Книги

Нефть в наших жилах

22
18
20
22
24
26
28
30

— Она сопровождает меня, на всякий случай, — смело ответил кокот. Когда собираешься солгать, всегда следует открыть ровно такую часть правды, которая, благодаря своей рискованной близости к истине, подтолкнёт врага к тому, чтобы он тебе поверил, но не скомпрометирует тебя.

Леди атташе нахмурилась, но ничего не сказала. Легко оттолкнувшись от пола, она встала, вытянулась всем своим стройным желтым телом, сделала два шага вперёд и, протянув руку, извлекла из волос Малколма ещё одну крохотную сосновую чешуйку. Губы ее тронула ухмылка.

— Я найму тебе девушку, если ты беспокоишься. Не хочу, чтобы Хэйзерлей далеко отходила от меня.

Щекотливый разговор будто бы окончился, она снова опустилась на коврик, села, подогнув ноги, и подозвала кокота уже совершенно другим голосом, ласковым:

— Иди ко мне…

Он, изо всех сил пытаясь скрыть досаду, послушно опустился на коврик рядом с нею.

— Ты знаешь, я приехала сюда, чтобы говорить с вашими женщинами об энергии. Наша земля бедна, холодна, но обширна, и за то, что они ставят свои космодромы на нашей земле, прокладывают по ней свои путепроводы, мы просим у них тепло и свет. Я скоро уеду, и…

Она отвернулась к огню, светотени резче обозначили гордые линии её лица. Ей было тридцать, она ещё никогда не была замужем, не имела детей, и в Малколме в этот момент проснулась особенная грустная жалость, она всегда просыпалась, когда он понимал, что в ком-то ненароком разбудил чувства более сильные, чем испытывает сам. Такая жалость была самым трудным моментом в его профессии. Он хотел, чтобы всем было легко, волшебно и сладко любить. Чтобы всем было просто открывать настежь сердца и запускать туда ветер перемен. Но не все так могли. Некоторые любили тяжело, крепко и, расставаясь, не отпускали, а отрывали…

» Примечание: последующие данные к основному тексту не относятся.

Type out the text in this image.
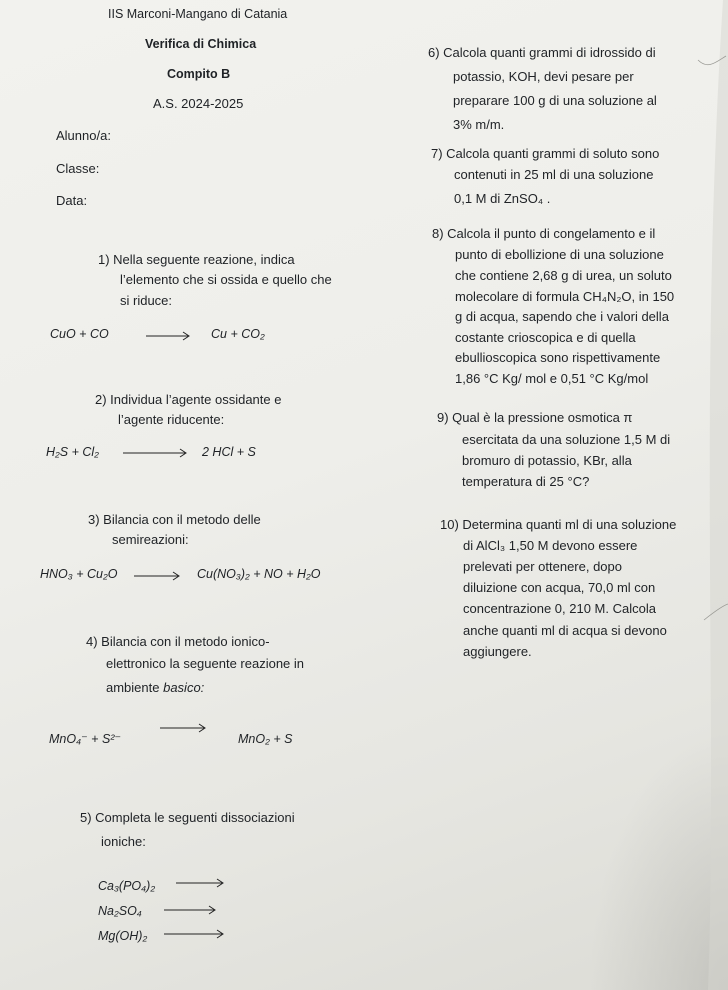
IIS Marconi-Mangano di Catania
Verifica di Chimica
Compito B
A.S. 2024-2025
Alunno/a:
Classe:
Data:
1) Nella seguente reazione, indica
l’elemento che si ossida e quello che
si riduce:
CuO + CO	Cu + CO₂
2) Individua l’agente ossidante e
l’agente riducente:
H₂S + Cl₂	2 HCl + S
3) Bilancia con il metodo delle
semireazioni:
HNO₃ + Cu₂O	Cu(NO₃)₂ + NO + H₂O
4) Bilancia con il metodo ionico-
elettronico la seguente reazione in
ambiente basico:
MnO₄⁻ + S²⁻	MnO₂ + S
5) Completa le seguenti dissociazioni
ioniche:
Ca₃(PO₄)₂
Na₂SO₄
Mg(OH)₂
6) Calcola quanti grammi di idrossido di
potassio, KOH, devi pesare per
preparare 100 g di una soluzione al
3% m/m.
7) Calcola quanti grammi di soluto sono
contenuti in 25 ml di una soluzione
0,1 M di ZnSO₄ .
8) Calcola il punto di congelamento e il
punto di ebollizione di una soluzione
che contiene 2,68 g di urea, un soluto
molecolare di formula CH₄N₂O, in 150
g di acqua, sapendo che i valori della
costante crioscopica e di quella
ebullioscopica sono rispettivamente
1,86 °C Kg/ mol e 0,51 °C Kg/mol
9) Qual è la pressione osmotica π
esercitata da una soluzione 1,5 M di
bromuro di potassio, KBr, alla
temperatura di 25 °C?
10) Determina quanti ml di una soluzione
di AlCl₃ 1,50 M devono essere
prelevati per ottenere, dopo
diluizione con acqua, 70,0 ml con
concentrazione 0, 210 M. Calcola
anche quanti ml di acqua si devono
aggiungere.
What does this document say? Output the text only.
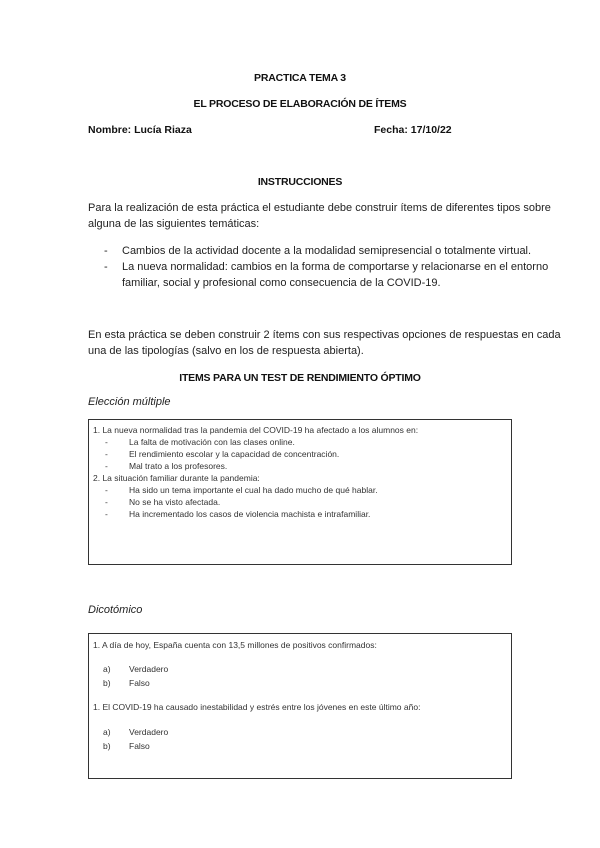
PRACTICA TEMA 3
EL PROCESO DE ELABORACIÓN DE ÍTEMS
Nombre: Lucía Riaza	Fecha: 17/10/22
INSTRUCCIONES
Para la realización de esta práctica el estudiante debe construir ítems de diferentes tipos sobre
alguna de las siguientes temáticas:
- Cambios de la actividad docente a la modalidad semipresencial o totalmente virtual.
- La nueva normalidad: cambios en la forma de comportarse y relacionarse en el entorno
familiar, social y profesional como consecuencia de la COVID-19.
En esta práctica se deben construir 2 ítems con sus respectivas opciones de respuestas en cada
una de las tipologías (salvo en los de respuesta abierta).
ITEMS PARA UN TEST DE RENDIMIENTO ÓPTIMO
Elección múltiple
1. La nueva normalidad tras la pandemia del COVID-19 ha afectado a los alumnos en:
- La falta de motivación con las clases online.
- El rendimiento escolar y la capacidad de concentración.
- Mal trato a los profesores.
2. La situación familiar durante la pandemia:
- Ha sido un tema importante el cual ha dado mucho de qué hablar.
- No se ha visto afectada.
- Ha incrementado los casos de violencia machista e intrafamiliar.
Dicotómico
1. A día de hoy, España cuenta con 13,5 millones de positivos confirmados:
a) Verdadero
b) Falso
1. El COVID-19 ha causado inestabilidad y estrés entre los jóvenes en este último año:
a) Verdadero
b) Falso
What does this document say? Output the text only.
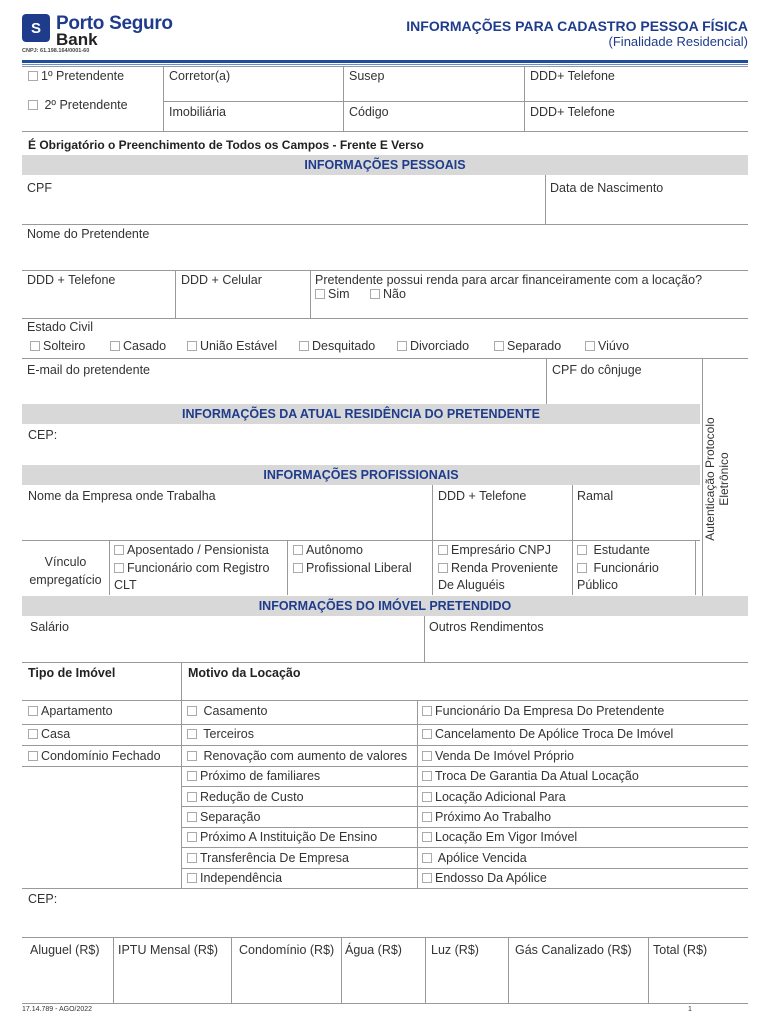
S Porto Seguro
Bank
CNPJ: 61.198.164/0001-60
INFORMAÇÕES PARA CADASTRO PESSOA FÍSICA
(Finalidade Residencial)
1º Pretendente
2º Pretendente
Corretor(a)	Susep	DDD+ Telefone
Imobiliária	Código	DDD+ Telefone
É Obrigatório o Preenchimento de Todos os Campos - Frente E Verso
INFORMAÇÕES PESSOAIS
CPF	Data de Nascimento
Nome do Pretendente
DDD + Telefone	DDD + Celular	Pretendente possui renda para arcar financeiramente com a locação?
Sim	Não
Estado Civil
Solteiro	Casado	União Estável	Desquitado	Divorciado	Separado	Viúvo
E-mail do pretendente	CPF do cônjuge
Autenticação Protocolo
Eletrônico
INFORMAÇÕES DA ATUAL RESIDÊNCIA DO PRETENDENTE
CEP:
INFORMAÇÕES PROFISSIONAIS
Nome da Empresa onde Trabalha	DDD + Telefone	Ramal
Vínculo
empregatício
Aposentado / Pensionista
Funcionário com Registro
CLT
Autônomo
Profissional Liberal
Empresário CNPJ
Renda Proveniente
De Aluguéis
Estudante
Funcionário
Público
INFORMAÇÕES DO IMÓVEL PRETENDIDO
Salário	Outros Rendimentos
Tipo de Imóvel	Motivo da Locação
Apartamento
Casa
Condomínio Fechado
Casamento
Terceiros
Renovação com aumento de valores
Próximo de familiares
Redução de Custo
Separação
Próximo A Instituição De Ensino
Transferência De Empresa
Independência
Funcionário Da Empresa Do Pretendente
Cancelamento De Apólice Troca De Imóvel
Venda De Imóvel Próprio
Troca De Garantia Da Atual Locação
Locação Adicional Para
Próximo Ao Trabalho
Locação Em Vigor Imóvel
Apólice Vencida
Endosso Da Apólice
CEP:
Aluguel (R$) IPTU Mensal (R$) Condomínio (R$) Água (R$) Luz (R$)	Gás Canalizado (R$) Total (R$)
17.14.789 - AGO/2022	1
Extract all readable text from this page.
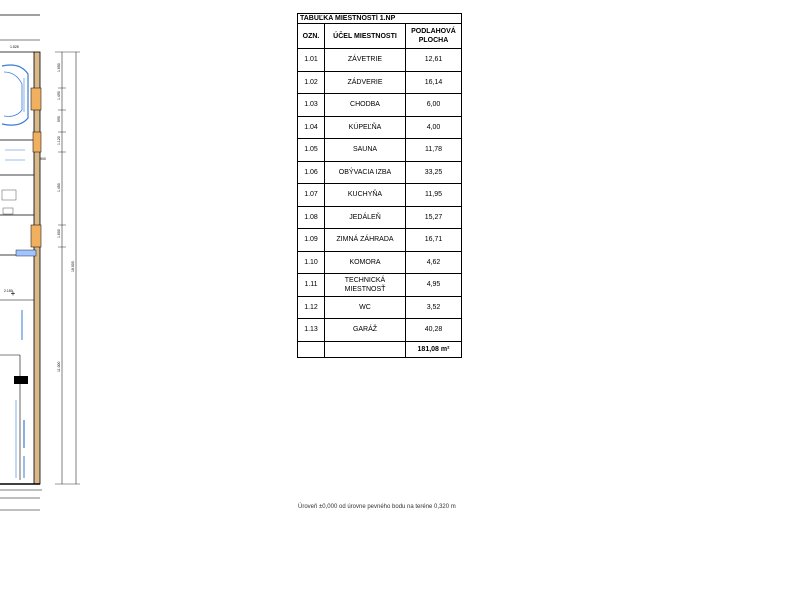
+
1.650
1.490
590
1.120
1.450
18.000
11.000
1.600
1.525
900
2.150
TABUĽKA MIESTNOSTÍ 1.NP		
OZN.	ÚČEL MIESTNOSTI	PODLAHOVÁ PLOCHA
1.01	ZÁVETRIE	12,61
1.02	ZÁDVERIE	16,14
1.03	CHODBA	6,00
1.04	KÚPEĽŇA	4,00
1.05	SAUNA	11,78
1.06	OBÝVACIA IZBA	33,25
1.07	KUCHYŇA	11,95
1.08	JEDÁLEŇ	15,27
1.09	ZIMNÁ ZÁHRADA	16,71
1.10	KOMORA	4,62
1.11	TECHNICKÁ MIESTNOSŤ	4,95
1.12	WC	3,52
1.13	GARÁŽ	40,28
		181,08 m²
Úroveň ±0,000 od úrovne pevného bodu na teréne 0,320 m
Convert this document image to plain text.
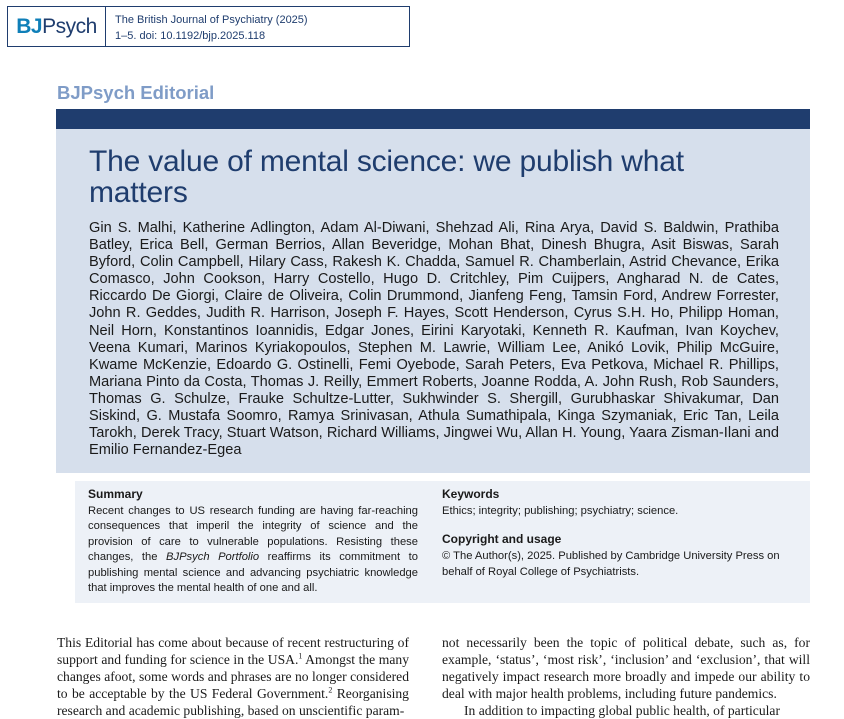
BJ Psych The British Journal of Psychiatry (2025)
1–5. doi: 10.1192/bjp.2025.118
BJPsych Editorial
The value of mental science: we publish what matters
Gin S. Malhi, Katherine Adlington, Adam Al-Diwani, Shehzad Ali, Rina Arya, David S. Baldwin, Prathiba Batley, Erica Bell, German Berrios, Allan Beveridge, Mohan Bhat, Dinesh Bhugra, Asit Biswas, Sarah Byford, Colin Campbell, Hilary Cass, Rakesh K. Chadda, Samuel R. Chamberlain, Astrid Chevance, Erika Comasco, John Cookson, Harry Costello, Hugo D. Critchley, Pim Cuijpers, Angharad N. de Cates, Riccardo De Giorgi, Claire de Oliveira, Colin Drummond, Jianfeng Feng, Tamsin Ford, Andrew Forrester, John R. Geddes, Judith R. Harrison, Joseph F. Hayes, Scott Henderson, Cyrus S.H. Ho, Philipp Homan, Neil Horn, Konstantinos Ioannidis, Edgar Jones, Eirini Karyotaki, Kenneth R. Kaufman, Ivan Koychev, Veena Kumari, Marinos Kyriakopoulos, Stephen M. Lawrie, William Lee, Anikó Lovik, Philip McGuire, Kwame McKenzie, Edoardo G. Ostinelli, Femi Oyebode, Sarah Peters, Eva Petkova, Michael R. Phillips, Mariana Pinto da Costa, Thomas J. Reilly, Emmert Roberts, Joanne Rodda, A. John Rush, Rob Saunders, Thomas G. Schulze, Frauke Schultze-Lutter, Sukhwinder S. Shergill, Gurubhaskar Shivakumar, Dan Siskind, G. Mustafa Soomro, Ramya Srinivasan, Athula Sumathipala, Kinga Szymaniak, Eric Tan, Leila Tarokh, Derek Tracy, Stuart Watson, Richard Williams, Jingwei Wu, Allan H. Young, Yaara Zisman-Ilani and Emilio Fernandez-Egea
Summary
Recent changes to US research funding are having far-reaching consequences that imperil the integrity of science and the provision of care to vulnerable populations. Resisting these changes, the BJPsych Portfolio reaffirms its commitment to publishing mental science and advancing psychiatric knowledge that improves the mental health of one and all.
Keywords
Ethics; integrity; publishing; psychiatry; science.
Copyright and usage
© The Author(s), 2025. Published by Cambridge University Press on behalf of Royal College of Psychiatrists.

This Editorial has come about because of recent restructuring of support and funding for science in the USA.$^1$ Amongst the many changes afoot, some words and phrases are no longer considered to be acceptable by the US Federal Government.$^2$ Reorganising research and academic publishing, based on unscientific param-

not necessarily been the topic of political debate, such as, for example, ‘status’, ‘most risk’, ‘inclusion’ and ‘exclusion’, that will negatively impact research more broadly and impede our ability to deal with major health problems, including future pandemics.

In addition to impacting global public health, of particular
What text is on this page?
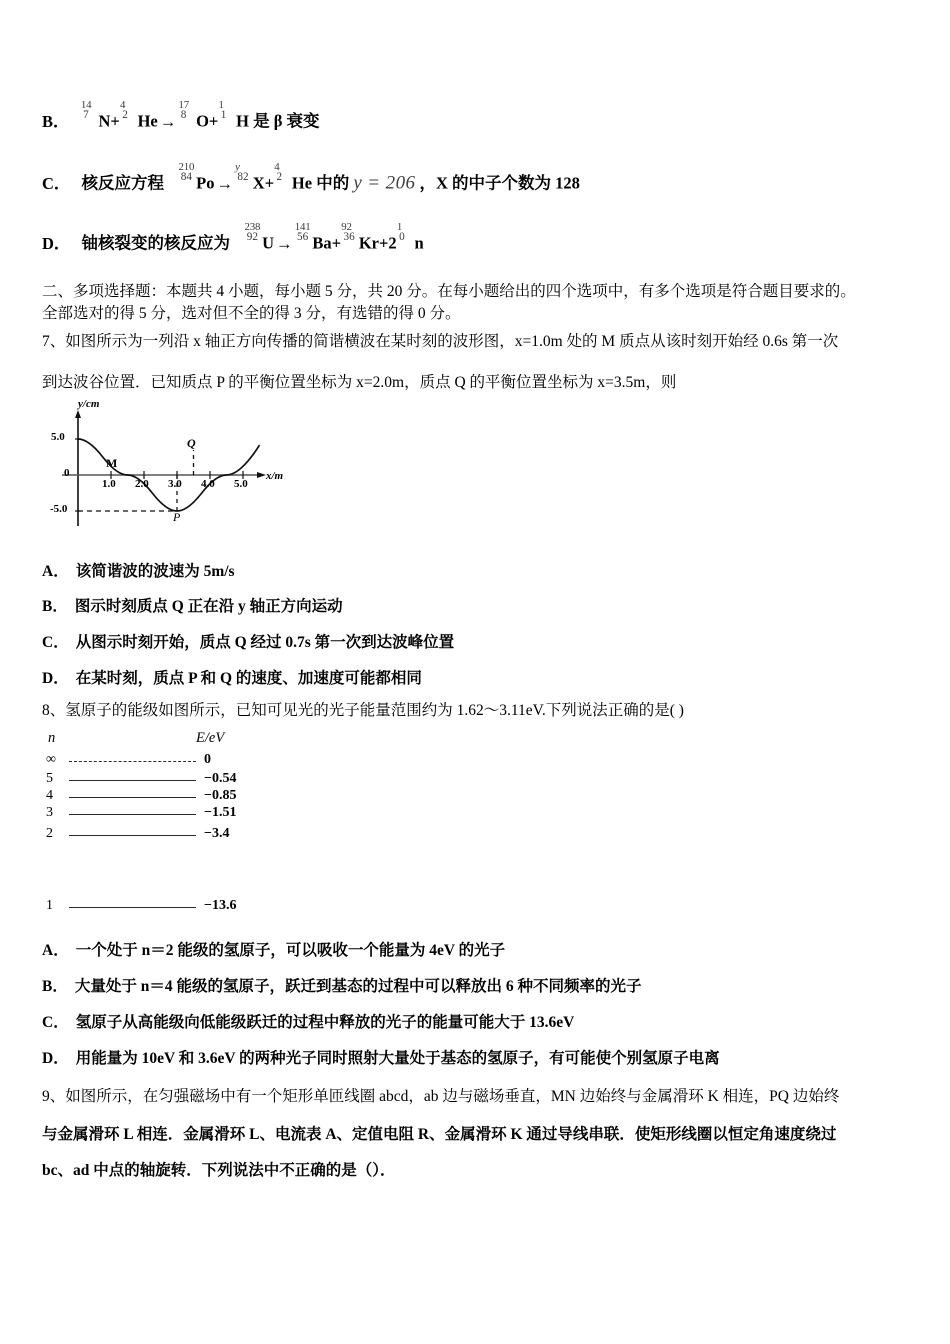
B．
14
7 N+
4
2 He →
17
8 O+
1
1 H 是 β 衰变
C． 核反应方程
210
84 Po →
y
82 X+
4
2 He 中的 y = 206 ，X 的中子个数为 128
D． 铀核裂变的核反应为
238
92 U →
141
56 Ba+
92
36 Kr+2
1
0 n
二、多项选择题：本题共 4 小题，每小题 5 分，共 20 分。在每小题给出的四个选项中，有多个选项是符合题目要求的。
全部选对的得 5 分，选对但不全的得 3 分，有选错的得 0 分。
7、如图所示为一列沿 x 轴正方向传播的简谐横波在某时刻的波形图，x=1.0m 处的 M 质点从该时刻开始经 0.6s 第一次
到达波谷位置．已知质点 P 的平衡位置坐标为 x=2.0m，质点 Q 的平衡位置坐标为 x=3.5m，则
y/cm
x/m
5.0
0
-5.0
1.0 2.0 3.0 4.0 5.0
M
P
Q
A． 该简谐波的波速为 5m/s
B． 图示时刻质点 Q 正在沿 y 轴正方向运动
C． 从图示时刻开始，质点 Q 经过 0.7s 第一次到达波峰位置
D． 在某时刻，质点 P 和 Q 的速度、加速度可能都相同
8、氢原子的能级如图所示，已知可见光的光子能量范围约为 1.62～3.11eV.下列说法正确的是( )
n	E/eV
∞	0
5	−0.54
4	−0.85
3	−1.51
2	−3.4
1	−13.6
A． 一个处于 n＝2 能级的氢原子，可以吸收一个能量为 4eV 的光子
B． 大量处于 n＝4 能级的氢原子，跃迁到基态的过程中可以释放出 6 种不同频率的光子
C． 氢原子从高能级向低能级跃迁的过程中释放的光子的能量可能大于 13.6eV
D． 用能量为 10eV 和 3.6eV 的两种光子同时照射大量处于基态的氢原子，有可能使个别氢原子电离
9、如图所示，在匀强磁场中有一个矩形单匝线圈 abcd，ab 边与磁场垂直，MN 边始终与金属滑环 K 相连，PQ 边始终
与金属滑环 L 相连．金属滑环 L、电流表 A、定值电阻 R、金属滑环 K 通过导线串联．使矩形线圈以恒定角速度绕过
bc、ad 中点的轴旋转．下列说法中不正确的是（）．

— Марон. Договаривайте… Что вы хотели сказать? — он попытался погладить её по волосам, но она отстранилась.

— Я расскажу тебе древнюю легенду моего народа.

Она снова неотрывно глядела в камин. От порхающих отблесков пламени её неподвижное лицо казалось выточенным из янтаря.

— В далекой северной стране, где кругом на многие версты лишь льды, и даже жилища людей состоят изо льда и камня, давным-давно жила прекрасная смелая девушка. Однажды она увидела в проезжавших мимо санях юношу из соседнего поселения, и, прельстившись его свежестью и красотой, стала просить его руки. Но юноша оказался самовлюблённым и капризным. Он был так прекрасен, что многие девушки несли к его ногам драгоценные дары — превосходную рыбу, оленьи, медвежьи и волчьи шкуры — избаловавшись, он хотел большего. «Принеси мне с далёких гор самоцветы самого ледяного царя Хийси, — объявил он девушке с самодовольной ухмылкой, — и тогда, быть может, я стану твоим.» Все убеждали красавицу не ходить в горы: рыдал отец, мать сидела хмурая и глядела на огонь в очаге. Но девушка была неумолима, больно жгло сердце ее пламя первой любви, и она пошла. Много раз побывала она на краю гибели. И странствовала так долго, что в родном поселении давно уже оплакали её как погибшую. Юноша тот ушёл жить с другой девушкой. Но сам горный царь Хийси, когда достигла она, наконец, своей цели, приветствовал её не остриём клинка, а добрым словом: «Никому из смертных ещё не удавалось достичь моих чертогов, — произнёс он страшным громовым голосом, от звука которого понеслись обвалы по склонам гор, — Все они замерзали. Горяч видать тот огонь, что в твоей груди. Проси у меня чего хочешь, дорогая гостья.» «Отсыпь мне немного твоих самоцветов, ледяной царь.» — сказала девушка. Хийси задумчиво почесал свою ледяную бороду. «А на что они тебе, храброе дитя?» «Не от жадности прошу, ледяной царь, возлюбленный мой хотел бы владеть ими…» — ответила девушка. И Хийси дал ей самоцветов. Один из них был особенно большой, с одного конца острый, будто меч, и она спросила: «А на что мне этот, он между остальными бросается в глаза и вид его внушает страх, такой совсем не годится в дар моему возлюбленному.» На что ответил, покачав головой, ледяной царь: «Спустись вниз, и узнаешь, годится или нет.» Отправилась смелая девушка в долгий обратный пусть. Ещё много дней прошло, и снова не раз оказывалась она на краю гибели. Воротившись в поселение, нашла она своего возлюбленного в объятиях другой, пронзила она его неверное сердце острием самоцвета горного царя Хийси. И потекла из раны вместо крови талая вода, ибо не горячее сердце носил в себе самовлюбленный красавец, а ледяное.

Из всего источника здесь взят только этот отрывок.